Chen aims to employ bioengineering solutions to contribute to global food security and reduce global dependency on fossil fuels and raw materials. Her core interests center around understanding the mechanism of sugar allocation in plants, which serves as a basis for engineering using a combination of in vivo biochemistry, cell biology, molecular genetics and systems, and synthetic biology. Chen also is affiliated with IGB and is a professor at the Center for Digital Agriculture and the National Center for Supercomputing Applications. She is a recipient of the New Phytologist Tansley Medal for Early Career Scientists and an I. C. Gunsalus Scholar from the College of Liberal Arts and Sciences at Illinois.
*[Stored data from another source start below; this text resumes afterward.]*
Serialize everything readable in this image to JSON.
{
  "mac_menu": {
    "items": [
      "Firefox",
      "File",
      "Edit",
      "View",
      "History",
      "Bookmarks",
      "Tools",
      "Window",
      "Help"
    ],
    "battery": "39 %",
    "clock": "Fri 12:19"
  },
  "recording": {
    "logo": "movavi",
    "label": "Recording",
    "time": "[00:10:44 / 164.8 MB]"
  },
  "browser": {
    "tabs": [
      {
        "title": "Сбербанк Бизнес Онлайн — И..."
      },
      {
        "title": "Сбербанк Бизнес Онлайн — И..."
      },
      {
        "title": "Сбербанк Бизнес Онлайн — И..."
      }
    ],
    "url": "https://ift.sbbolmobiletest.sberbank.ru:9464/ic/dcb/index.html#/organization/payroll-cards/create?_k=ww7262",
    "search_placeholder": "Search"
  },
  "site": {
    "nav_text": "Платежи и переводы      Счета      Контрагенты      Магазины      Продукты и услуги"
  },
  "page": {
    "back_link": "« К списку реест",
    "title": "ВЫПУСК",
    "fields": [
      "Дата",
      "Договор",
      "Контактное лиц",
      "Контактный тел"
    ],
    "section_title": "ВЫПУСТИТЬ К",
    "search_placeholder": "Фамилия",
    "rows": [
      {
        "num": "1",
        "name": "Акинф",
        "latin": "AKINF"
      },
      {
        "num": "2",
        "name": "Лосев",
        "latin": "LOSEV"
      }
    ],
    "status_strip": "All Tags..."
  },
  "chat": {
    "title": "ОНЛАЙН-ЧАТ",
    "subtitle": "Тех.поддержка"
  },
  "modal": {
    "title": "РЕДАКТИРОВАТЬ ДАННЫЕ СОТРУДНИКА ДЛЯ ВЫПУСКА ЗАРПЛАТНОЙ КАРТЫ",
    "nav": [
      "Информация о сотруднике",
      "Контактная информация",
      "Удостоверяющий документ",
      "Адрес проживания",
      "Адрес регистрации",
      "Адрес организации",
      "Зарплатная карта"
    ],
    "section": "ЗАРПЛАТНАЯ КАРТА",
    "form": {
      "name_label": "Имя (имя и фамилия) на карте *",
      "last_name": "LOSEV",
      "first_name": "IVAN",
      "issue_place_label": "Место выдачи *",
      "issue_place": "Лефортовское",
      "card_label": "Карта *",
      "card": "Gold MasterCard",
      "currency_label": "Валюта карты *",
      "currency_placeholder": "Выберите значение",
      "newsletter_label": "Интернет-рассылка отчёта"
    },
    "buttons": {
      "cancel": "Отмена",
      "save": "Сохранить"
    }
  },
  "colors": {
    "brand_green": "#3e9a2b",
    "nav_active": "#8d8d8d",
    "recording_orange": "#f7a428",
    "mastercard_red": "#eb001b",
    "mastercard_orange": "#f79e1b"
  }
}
Guan works to ensure sustainable food production and develop solutions to environmental challenges in agriculture, focusing on agroecosystem modeling, remote sensing, environmental forecasting and agricultural adaptation to climate change. He uses satellite data, computational models, fieldwork, supercomputing and machine-learning approaches to address how climate and human practices affect crop productivity, water resource availability and ecosystem functioning. Guan is the founding director of the Agroecosystem Sustainability Center at iSEE, a professor in computer science and a Blue Waters professor at NCSA. He is an American Geophysical Union Fellow, an AGU James B. Macelwane Medal recipient, and was recently awarded the Foodshot Global Groundbreaker Prize. 

Long is the Stanley O. Ikenberry Chair of Crop Sciences and Plant Biology. He uses computational and bioengineering approaches to improve photosynthetic efficiency and works to address the effects of climate change on crop yields. He was elected a Fellow of the Royal Society of London in 2013 and a member of the National Academy of Sciences in 2019. He directs Realizing Increased Photosynthetic Efficiency, a multinational project. He is an affiliate of the IGB, NCSA and the Center for Advanced Study.

Roberts specializes in the field of personality psychology and studies continuity and change in personality throughout adulthood, with an emphasis on understanding the factors that influence change. His recent research focuses on assessing and building social, emotional and behavioral skills. Roberts was named a Fellow of the American Psychological Association in 2009, a Fellow of the Society for Personality and Social Psychology in 2009 and a Fellow of the Association of Psychological Science in 2013. He holds the Gutsgell Endowed Professorship and is a Health Innovation Professor in the Carle Illinois College of Medicine.